On a positive note he was an advocate of intelligent design:
The reason for that is largely because soap as we know it hadn't been invented yet
The splendor of creation isn't found in the stars or the hydrological cycle or in cleansing agents. It is found in us as we continue in Christ, growing in love one for another.
Barbarian observes:
Soap wasn't routinely used in ancient times. Galen observed the value of cleaning with soap. The Hebrews, for example, were unaware that soap would be vastly more effective than merely washing with water or cleaning the skin with oil.
http://www.greekmedicine.net/hygiene/The_Greco-Roman_Bath.htmlBy the second century AD, Galen was recommending soap for cleansing and therapeutic purposes.
http://www.greekmedicine.net/hygiene/The_Greco-Roman_Bath.html
I did some checking about "Galen observed the value of cleaning with soap". Simply not true:
Although the Bible was not written as a science book or a medical text book it is none-the-less the Word of God.
Countless numbers of scientists as well as medical professionals have been inspired by the Holy Spirit.
What now?
Shall we divorce science from religion?
If you try to take the fruits of Christianity without its roots, the fruits will wither.
Barbarian, thanks for the running commentary on my thoughts, but they are mine, after all.

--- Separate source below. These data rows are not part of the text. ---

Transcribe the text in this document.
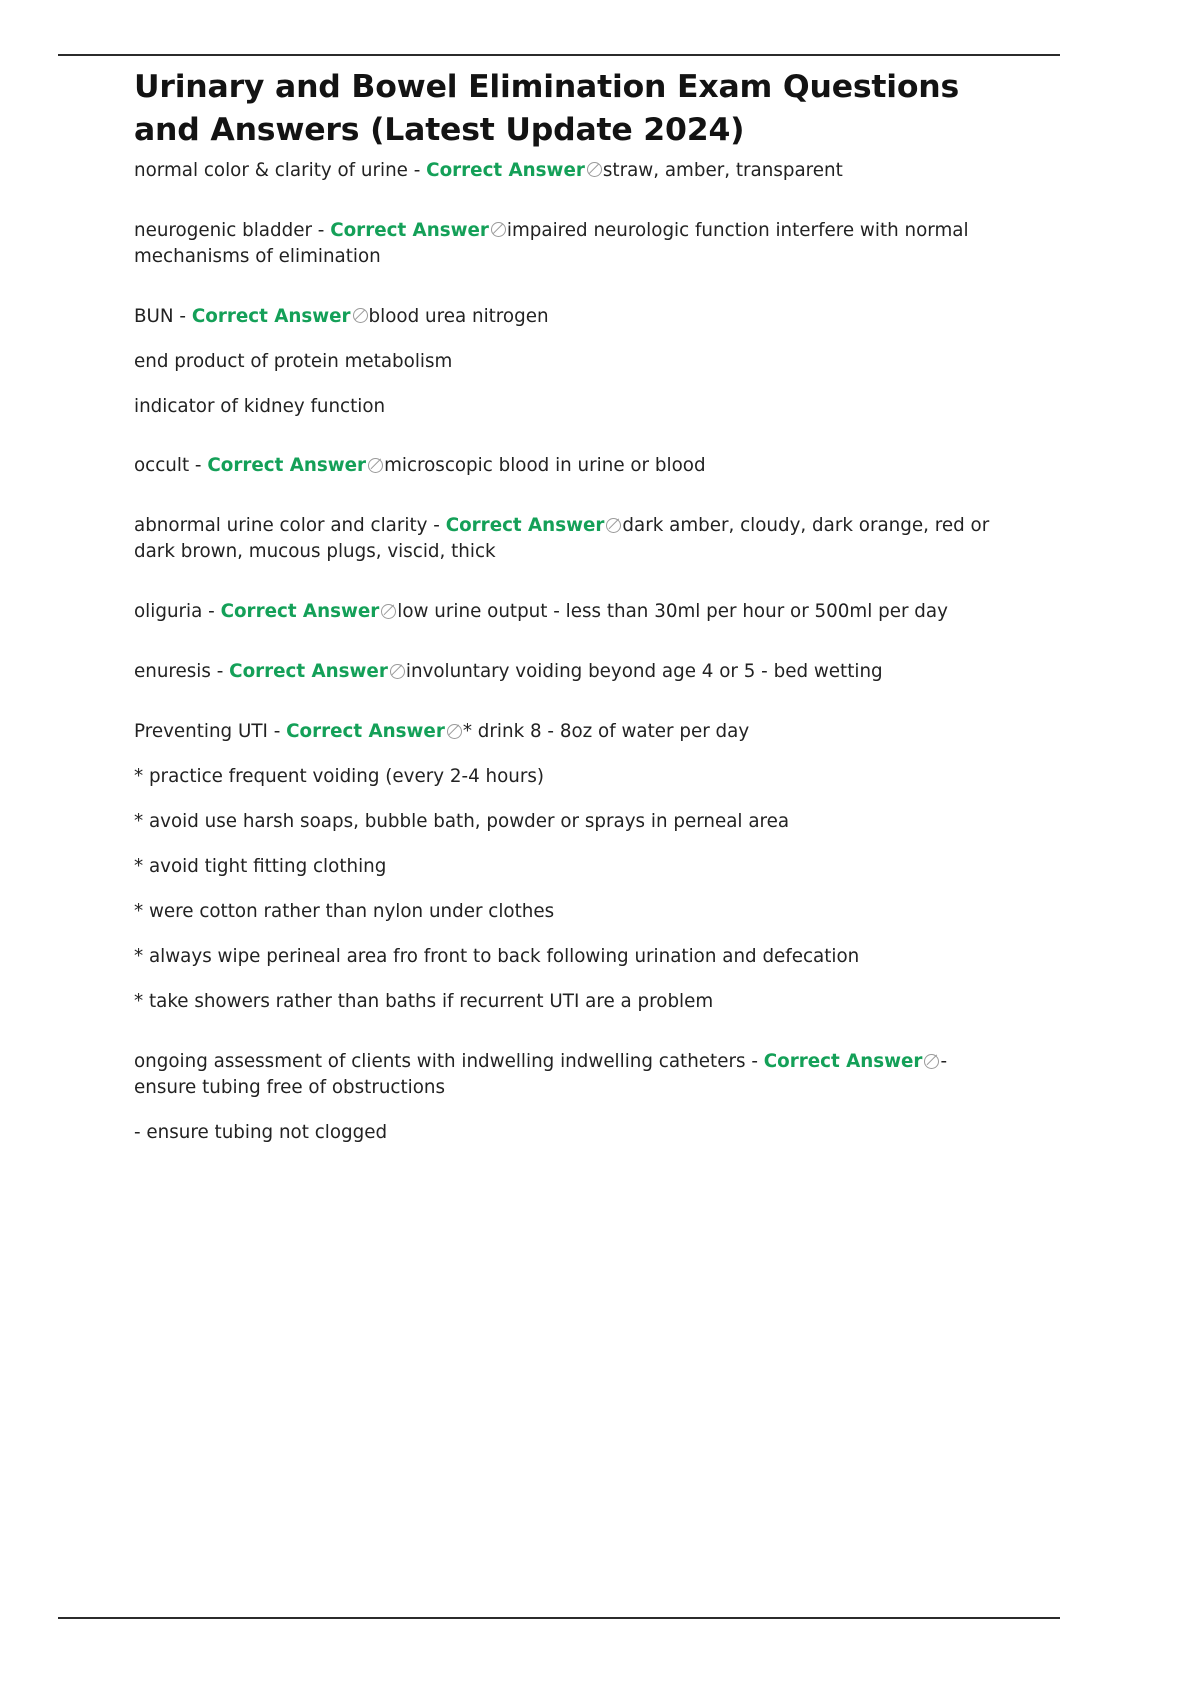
Urinary and Bowel Elimination Exam Questions and Answers (Latest Update 2024)

normal color & clarity of urine - Correct Answer straw, amber, transparent

neurogenic bladder - Correct Answer impaired neurologic function interfere with normal mechanisms of elimination

BUN - Correct Answer blood urea nitrogen

end product of protein metabolism

indicator of kidney function

occult - Correct Answer microscopic blood in urine or blood

abnormal urine color and clarity - Correct Answer dark amber, cloudy, dark orange, red or dark brown, mucous plugs, viscid, thick

oliguria - Correct Answer low urine output - less than 30ml per hour or 500ml per day

enuresis - Correct Answer involuntary voiding beyond age 4 or 5 - bed wetting

Preventing UTI - Correct Answer * drink 8 - 8oz of water per day

* practice frequent voiding (every 2-4 hours)

* avoid use harsh soaps, bubble bath, powder or sprays in perneal area

* avoid tight fitting clothing

* were cotton rather than nylon under clothes

* always wipe perineal area fro front to back following urination and defecation

* take showers rather than baths if recurrent UTI are a problem

ongoing assessment of clients with indwelling indwelling catheters - Correct Answer - ensure tubing free of obstructions

- ensure tubing not clogged
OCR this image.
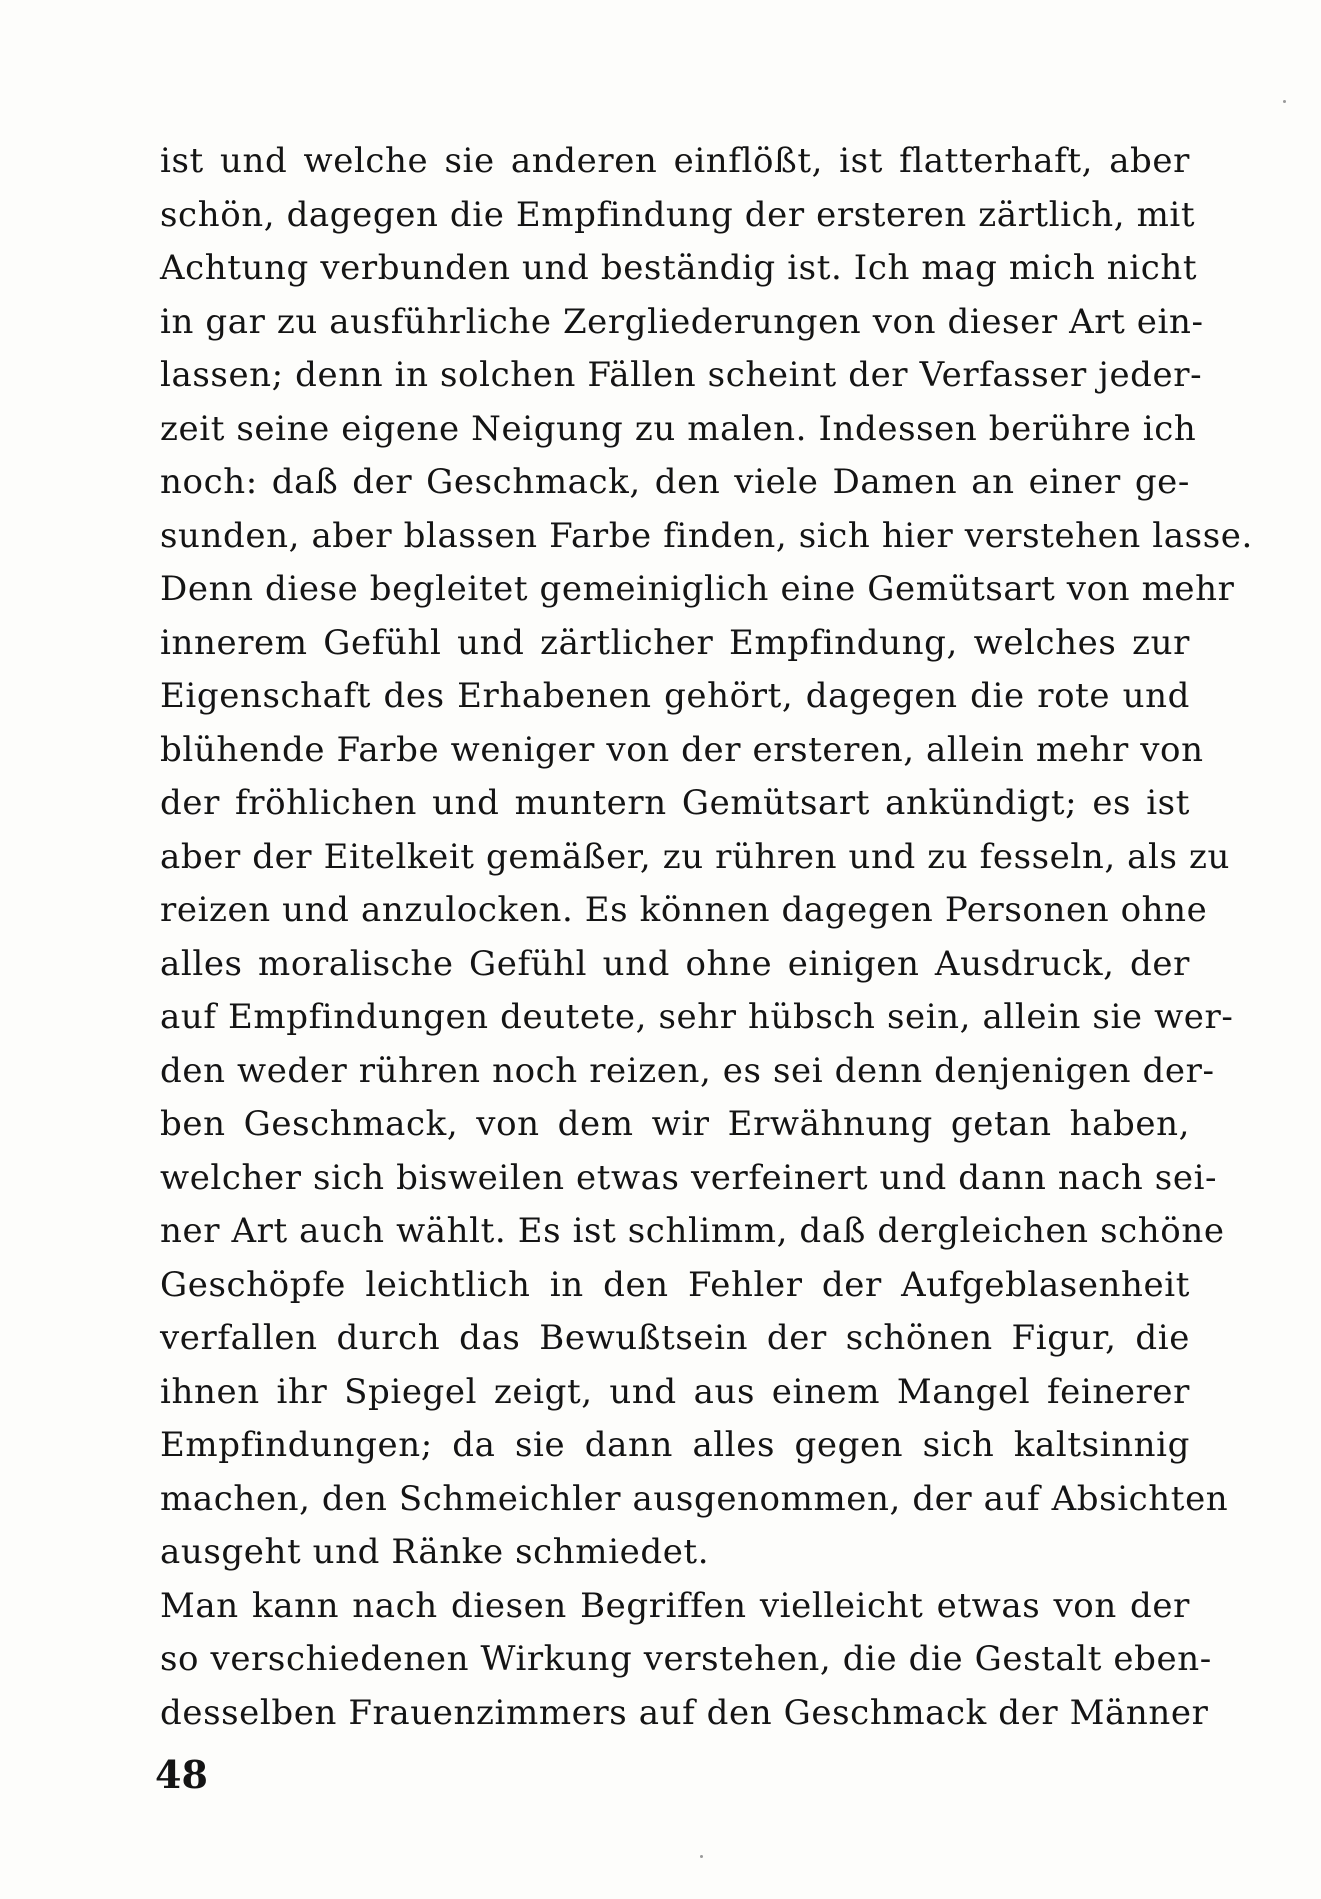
ist und welche sie anderen einflößt, ist flatterhaft, aber
schön, dagegen die Empfindung der ersteren zärtlich, mit
Achtung verbunden und beständig ist. Ich mag mich nicht
in gar zu ausführliche Zergliederungen von dieser Art ein-
lassen; denn in solchen Fällen scheint der Verfasser jeder-
zeit seine eigene Neigung zu malen. Indessen berühre ich
noch: daß der Geschmack, den viele Damen an einer ge-
sunden, aber blassen Farbe finden, sich hier verstehen lasse.
Denn diese begleitet gemeiniglich eine Gemütsart von mehr
innerem Gefühl und zärtlicher Empfindung, welches zur
Eigenschaft des Erhabenen gehört, dagegen die rote und
blühende Farbe weniger von der ersteren, allein mehr von
der fröhlichen und muntern Gemütsart ankündigt; es ist
aber der Eitelkeit gemäßer, zu rühren und zu fesseln, als zu
reizen und anzulocken. Es können dagegen Personen ohne
alles moralische Gefühl und ohne einigen Ausdruck, der
auf Empfindungen deutete, sehr hübsch sein, allein sie wer-
den weder rühren noch reizen, es sei denn denjenigen der-
ben Geschmack, von dem wir Erwähnung getan haben,
welcher sich bisweilen etwas verfeinert und dann nach sei-
ner Art auch wählt. Es ist schlimm, daß dergleichen schöne
Geschöpfe leichtlich in den Fehler der Aufgeblasenheit
verfallen durch das Bewußtsein der schönen Figur, die
ihnen ihr Spiegel zeigt, und aus einem Mangel feinerer
Empfindungen; da sie dann alles gegen sich kaltsinnig
machen, den Schmeichler ausgenommen, der auf Absichten
ausgeht und Ränke schmiedet.
Man kann nach diesen Begriffen vielleicht etwas von der
so verschiedenen Wirkung verstehen, die die Gestalt eben-
desselben Frauenzimmers auf den Geschmack der Männer
48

Your style makes me laugh sometimes (no offense) because when I read your reply it sounds (almost) like you understood what I meant. For instance, although I didn't belabor the point, your misunderstanding about 'leprosy organisms or the anatomy of camels' is more about translations of Hebrew into English than it is about the bible being wrong.
I don't want to belabor the point but you might want to do some study on your own.
I guess it's okay for you to continue in your false impression(s); it is not (as you state) about an issue of salvation so it doesn't matter if your wrong. That's the gist of your premise, right?
Your reply to the comment about the fruits of Christianity assumes that I was trying to say that Christianity was rooted in science but that is not the intent of the Margaret Thatcher (whom I was quoting) at all. Science is the fruit of our relationship with God. Read again.
I suppose God also loved Galen and Democritus. Maybe you're right.